Três interessados, incluindo grandes players internacionais da aviação, contactaram o Governo para manifestar interesse em comprar os 50,1% da Groundforce atualmente detidos pela Pasogal de Casimiro. O ministro das Infraestruturas e da Habitação, Pedro Nuno Santos, iniciou mesmo conversações preliminares com alguns destes, apurou o ECO junto de fontes próximas da empresa de handling.

Além destes, há também a possibilidade de o próprio CEO Paulo Leite Neto participar numa operação de management buyout. O ECO sabe que o gestor referiu em reuniões internas essa possibilidade, mas nada foi formalizado junto do Governo. Uma operação de alienação já tinha sido avançada pelo Jornal Económico (acesso pago) como possível solução para o impasse na empresa, mas para isso é preciso que a participação seja posta à venda.

Atualmente, a Groundforce é detida em 50,1% pela Pasogal de Alfredo Casimiro e em 49,9% pela TAP. A companhia aérea não irá vender e uma participação minoritária seria menos atrativa no mercado. No entanto, há várias formas de a participação de Casimiro poder vir a estar à venda.

Num cenário de aumento de capital — como esteve em cima da mesa e poderá ser recuperado se for preciso por mais dinheiro na Groundforce –, a TAP poderá reforçar os capitais e aumentar assim a sua participação. Por imposição europeia, a companhia aérea não pode deter mais de metade do capital da empresa de handling pelo que mais tarde teria de a vender. Outra forma poderia ser após uma nacionalização, que Casimiro considera ser o objetivo do Governo, mas que Pedro Nuno Santos já disse não pretender.

A possibilidade mais imediata é, no entanto, outra e poderá passar pela execução da penhora da participação. De acordo com o Correio da Manhã (acesso pago), o Montepio já notificou Casimiro sobre o incumprimento do contrato. Caso os três milhões de euros em dívida não sejam pagos, o banco poderá executar a penhora através de um processo extrajudicial, que permite que as ações sejam vendidas no prazo de 60 dias em vez de passar o Montepio a ser acionista da Groundforce.

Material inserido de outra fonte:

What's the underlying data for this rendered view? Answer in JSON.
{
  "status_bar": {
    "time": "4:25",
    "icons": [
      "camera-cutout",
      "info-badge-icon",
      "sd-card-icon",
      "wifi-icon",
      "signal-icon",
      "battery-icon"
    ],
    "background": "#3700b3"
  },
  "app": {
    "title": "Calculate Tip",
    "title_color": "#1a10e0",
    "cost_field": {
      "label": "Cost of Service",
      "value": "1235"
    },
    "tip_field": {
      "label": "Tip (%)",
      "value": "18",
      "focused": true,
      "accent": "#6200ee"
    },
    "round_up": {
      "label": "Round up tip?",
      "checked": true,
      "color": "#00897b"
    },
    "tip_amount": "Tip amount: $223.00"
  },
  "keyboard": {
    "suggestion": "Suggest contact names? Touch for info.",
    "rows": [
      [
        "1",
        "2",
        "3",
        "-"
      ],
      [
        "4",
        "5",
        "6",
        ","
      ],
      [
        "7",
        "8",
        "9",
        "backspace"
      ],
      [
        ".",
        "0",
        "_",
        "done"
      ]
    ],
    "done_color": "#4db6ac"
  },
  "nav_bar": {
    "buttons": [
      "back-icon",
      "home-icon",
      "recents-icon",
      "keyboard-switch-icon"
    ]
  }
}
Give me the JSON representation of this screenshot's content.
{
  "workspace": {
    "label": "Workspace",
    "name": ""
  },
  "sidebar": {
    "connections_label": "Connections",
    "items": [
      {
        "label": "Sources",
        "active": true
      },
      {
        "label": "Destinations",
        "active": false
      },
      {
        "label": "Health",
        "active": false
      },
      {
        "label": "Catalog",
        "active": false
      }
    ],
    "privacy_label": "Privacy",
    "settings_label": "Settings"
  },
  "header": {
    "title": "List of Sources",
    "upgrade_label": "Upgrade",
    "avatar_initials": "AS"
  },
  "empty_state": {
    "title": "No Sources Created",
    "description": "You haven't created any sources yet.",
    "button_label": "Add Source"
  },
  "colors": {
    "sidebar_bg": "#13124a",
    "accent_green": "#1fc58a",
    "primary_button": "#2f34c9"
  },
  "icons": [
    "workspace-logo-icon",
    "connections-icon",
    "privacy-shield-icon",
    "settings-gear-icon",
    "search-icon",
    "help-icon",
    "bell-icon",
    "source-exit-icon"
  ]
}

Os atuais acionistas têm estado em conflito desde que a empresa entrou em rutura de tesouraria devido à paralisação da atividade durante a pandemia. Governo e privado começaram por negociar um acordo para que a TAP fizesse um novo adiantamento de serviços. Mas a companhia aérea pedia que o empresário desse a sua participação como garantia, o que não foi possível por já estar penhorada.

Em relação à segunda alternativa — de um aumento de capital — também não se conseguiram entender. A opção fechada acabou por ser a venda de 7 milhões de euros em equipamentos da Groundforce à TAP, que serão depois subalugados para uso da empresa de handling. A solução temporária permitiu desbloquear de forma imediata liquidez para pagar os salários de fevereiro em atraso, mas os acionistas ainda procuram uma opção mais permanente.